Talvez um bom título seria: 600 mil pessoas elegem a imagem de Harriet Tubman para a nota de US$20. A matéria nos dois espaços é discorrida melhor, mas não situa o leitor sobre a importância dessa conquista para mulheres negras e brancas, homens negros e demais minorias raciais e sociais, em uma sociedade que tem como provável candidato à presidência a figura de Donald Trump.

 

Por essas e por outras, o novo trabalho de Beyoncé merece destaque, justamente por que toca em feridas abertas não só da sociedade estadunidense, mas também da brasileira. A obra toca fundo nas regras do mercado dos meios de massa. Não é por acaso que a cantora sofreu um certo boicote nos EUA, quando lançou o clipe de Formation; nesse sentido o Saturday Night Live fez a sátira da situação: O dia em que as pessoas brancas descobriram que Beyoncé é negra.
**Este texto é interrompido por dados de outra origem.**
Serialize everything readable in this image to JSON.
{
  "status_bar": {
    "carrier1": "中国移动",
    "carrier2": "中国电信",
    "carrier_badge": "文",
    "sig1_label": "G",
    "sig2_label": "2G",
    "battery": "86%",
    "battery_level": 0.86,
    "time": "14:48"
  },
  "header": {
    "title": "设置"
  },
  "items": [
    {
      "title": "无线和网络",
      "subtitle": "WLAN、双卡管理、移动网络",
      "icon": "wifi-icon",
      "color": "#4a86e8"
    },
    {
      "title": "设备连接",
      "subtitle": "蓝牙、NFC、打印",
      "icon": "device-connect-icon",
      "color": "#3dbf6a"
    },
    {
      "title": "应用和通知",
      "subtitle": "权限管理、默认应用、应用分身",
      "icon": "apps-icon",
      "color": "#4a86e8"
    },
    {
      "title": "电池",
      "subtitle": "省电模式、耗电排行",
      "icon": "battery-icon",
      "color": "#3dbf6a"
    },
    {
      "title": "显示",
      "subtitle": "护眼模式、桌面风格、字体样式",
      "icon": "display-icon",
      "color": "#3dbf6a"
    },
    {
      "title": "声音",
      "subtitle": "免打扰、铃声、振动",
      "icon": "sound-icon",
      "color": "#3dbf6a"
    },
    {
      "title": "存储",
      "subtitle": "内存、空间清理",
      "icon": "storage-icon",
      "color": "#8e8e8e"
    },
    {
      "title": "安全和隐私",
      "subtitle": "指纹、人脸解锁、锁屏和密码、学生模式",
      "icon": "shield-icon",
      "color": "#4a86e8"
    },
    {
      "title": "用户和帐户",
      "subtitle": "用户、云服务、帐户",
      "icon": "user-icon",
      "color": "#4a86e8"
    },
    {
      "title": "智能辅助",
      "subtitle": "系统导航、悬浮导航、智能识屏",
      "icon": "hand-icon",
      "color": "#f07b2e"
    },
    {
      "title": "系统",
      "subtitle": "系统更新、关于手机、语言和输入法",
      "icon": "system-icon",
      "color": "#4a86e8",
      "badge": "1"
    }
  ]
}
Fica aí uma dica de humor de bom gosto.
Se por um lado os meios de comunicação tratam tais pautas de maneira genérica, por outro há artistas que vão levantar a bandeira. Alguns setores da  mídia tradicional não quer acompanhar as evoluções da sociedade civil, por que isso atinge diretamente o seu lugar de privilégio e também os interesses de alguns de seus investidores.Precisamos que surjam mais artistas e intelectuais brasileiros  que falem desses temas, mas também que eles tenham espaço e sejam ouvidos e seus produtos consumidos. Nesse caminho,  temos a internet como potencializadora de vozes a serem ouvidas e principal propagadora de bons produtos culturais.